Le Mouvement d’éducation et de défense des actionnaires ( MÉDAC, anciennement l’APEIQ) est heureux d’informer ses membres que le recours collectif entrepris contre Nortel a été autorisé par la Cour supérieure en vue de l’approbation d’un règlement.
 
En effet, une entente de principe est intervenue entre Nortel et le MÉDAC quant au règlement éventuel de ce recours collectif.  Dans ce contexte, le 27 juin 2006, la Cour supérieure du Québec rendait certaines ordonnances préliminaires notamment afin d’autoriser l’exercice du recours collectif à des fins de règlement uniquement et d’approuver les premiers avis aux membres.
 
Le recours du MÉDAC vise toutes les personnes qui ont acheté des actions ordinaires de Nortel ou des options d’achat d’action ordinaire de Nortel ou les personnes qui ont vendu des options de vente d’actions ordinaires de Nortel au cours de la période allant du 24 octobre 2000 au 15 février 2001.
 
Le règlement global de tous les recours collectifs canadiens et américains prévoit des indemnités d’approximativement 900 millions $ (Cdn) et l’émission de 628 667 750 actions de Nortel.   
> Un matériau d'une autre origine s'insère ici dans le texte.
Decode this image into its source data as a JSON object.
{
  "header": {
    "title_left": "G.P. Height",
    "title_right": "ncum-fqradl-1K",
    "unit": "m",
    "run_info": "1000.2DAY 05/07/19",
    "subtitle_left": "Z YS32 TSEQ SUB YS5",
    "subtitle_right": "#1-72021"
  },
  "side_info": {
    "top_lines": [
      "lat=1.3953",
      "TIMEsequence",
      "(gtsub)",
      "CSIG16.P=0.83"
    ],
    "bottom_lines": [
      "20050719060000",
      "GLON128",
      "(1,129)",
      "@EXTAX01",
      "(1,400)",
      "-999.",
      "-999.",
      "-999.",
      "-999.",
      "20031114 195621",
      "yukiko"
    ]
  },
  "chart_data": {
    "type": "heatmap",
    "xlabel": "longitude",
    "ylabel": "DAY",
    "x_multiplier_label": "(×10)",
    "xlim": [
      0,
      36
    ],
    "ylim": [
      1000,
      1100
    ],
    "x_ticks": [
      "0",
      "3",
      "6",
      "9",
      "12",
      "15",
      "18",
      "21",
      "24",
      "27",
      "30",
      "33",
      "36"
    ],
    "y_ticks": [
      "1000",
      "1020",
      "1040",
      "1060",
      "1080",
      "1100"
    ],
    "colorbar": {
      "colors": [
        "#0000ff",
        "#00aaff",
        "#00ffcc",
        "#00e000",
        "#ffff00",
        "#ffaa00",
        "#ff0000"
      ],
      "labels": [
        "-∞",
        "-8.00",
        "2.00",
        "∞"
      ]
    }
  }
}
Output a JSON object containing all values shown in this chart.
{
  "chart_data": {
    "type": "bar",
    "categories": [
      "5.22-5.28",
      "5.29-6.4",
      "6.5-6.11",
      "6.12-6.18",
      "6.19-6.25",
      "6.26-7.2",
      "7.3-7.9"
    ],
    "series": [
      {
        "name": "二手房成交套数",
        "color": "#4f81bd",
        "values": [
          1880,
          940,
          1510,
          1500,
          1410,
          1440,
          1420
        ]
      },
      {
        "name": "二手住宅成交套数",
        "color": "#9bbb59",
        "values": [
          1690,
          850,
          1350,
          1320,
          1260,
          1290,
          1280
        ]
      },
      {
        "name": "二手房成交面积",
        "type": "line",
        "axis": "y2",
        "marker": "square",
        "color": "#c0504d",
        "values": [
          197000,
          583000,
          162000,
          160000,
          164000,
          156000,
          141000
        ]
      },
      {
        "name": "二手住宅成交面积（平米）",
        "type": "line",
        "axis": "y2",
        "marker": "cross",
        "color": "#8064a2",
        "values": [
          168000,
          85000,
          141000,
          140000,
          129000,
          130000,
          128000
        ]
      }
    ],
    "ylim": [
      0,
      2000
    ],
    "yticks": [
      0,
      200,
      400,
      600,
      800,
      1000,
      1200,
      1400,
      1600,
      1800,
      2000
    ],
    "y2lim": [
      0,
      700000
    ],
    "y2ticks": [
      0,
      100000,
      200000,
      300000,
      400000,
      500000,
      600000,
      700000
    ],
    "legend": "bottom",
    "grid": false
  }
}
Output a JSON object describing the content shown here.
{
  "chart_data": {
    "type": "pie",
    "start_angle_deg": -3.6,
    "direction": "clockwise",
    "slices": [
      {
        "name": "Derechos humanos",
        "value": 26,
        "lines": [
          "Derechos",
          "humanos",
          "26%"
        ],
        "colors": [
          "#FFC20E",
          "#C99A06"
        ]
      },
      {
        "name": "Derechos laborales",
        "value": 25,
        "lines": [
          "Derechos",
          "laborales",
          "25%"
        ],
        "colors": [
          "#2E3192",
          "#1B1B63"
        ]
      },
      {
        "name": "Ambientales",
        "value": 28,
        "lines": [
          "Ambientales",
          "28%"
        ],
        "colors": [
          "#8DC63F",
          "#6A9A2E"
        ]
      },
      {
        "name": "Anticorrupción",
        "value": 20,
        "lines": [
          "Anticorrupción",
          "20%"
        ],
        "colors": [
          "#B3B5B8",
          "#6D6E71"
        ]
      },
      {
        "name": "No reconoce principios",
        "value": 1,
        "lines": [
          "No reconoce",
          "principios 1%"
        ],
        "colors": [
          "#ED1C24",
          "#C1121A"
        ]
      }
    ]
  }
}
Pour informations supplémentaires : 
 
www.recourscollectif.info 
www.nortelsecuritieslitigation.com 
 
Veuillez noter qu’un autre recours collectif entrepris contre Nortel a également fait l’objet d’une entente de principe.  Vous pourrez obtenir plus d’informations sur ce règlement éventuel en consultant le site web www.nortelsecuritieslitigation.com.
 
Renseignements : Nortel Securities Litigation

                                Numéro sans frais: 1 866 881-7495   

 

Histoire du MÉDAC

Le Mouvement d’éducation et de défense des actionnaires (le MÉDAC, anciennement l’APÉIQ) a été fondé le 7 décembre 1995 par Yves Michaud dans le souci d’offrir aux petits actionnaires tout à la fois une possibilité de se faire entendre et un espace d’échange, d’information et de défense de leur cause. Le MÉDAC apparut à un moment où le monde de la finance était marqué par de frénétiques et insatiables appétits. Des dérives boursières ont durement affecté des milliers de petits actionnaires qui sont restés impuissants et isolés. Dans ce contexte, le MÉDAC a vite assumé une fonction d’alerte, de prévention et d’information en direction de ses membres et plus largement encore du grand public aussi désorienté qu’indigné par la cascade de scandales qui ont éclaté.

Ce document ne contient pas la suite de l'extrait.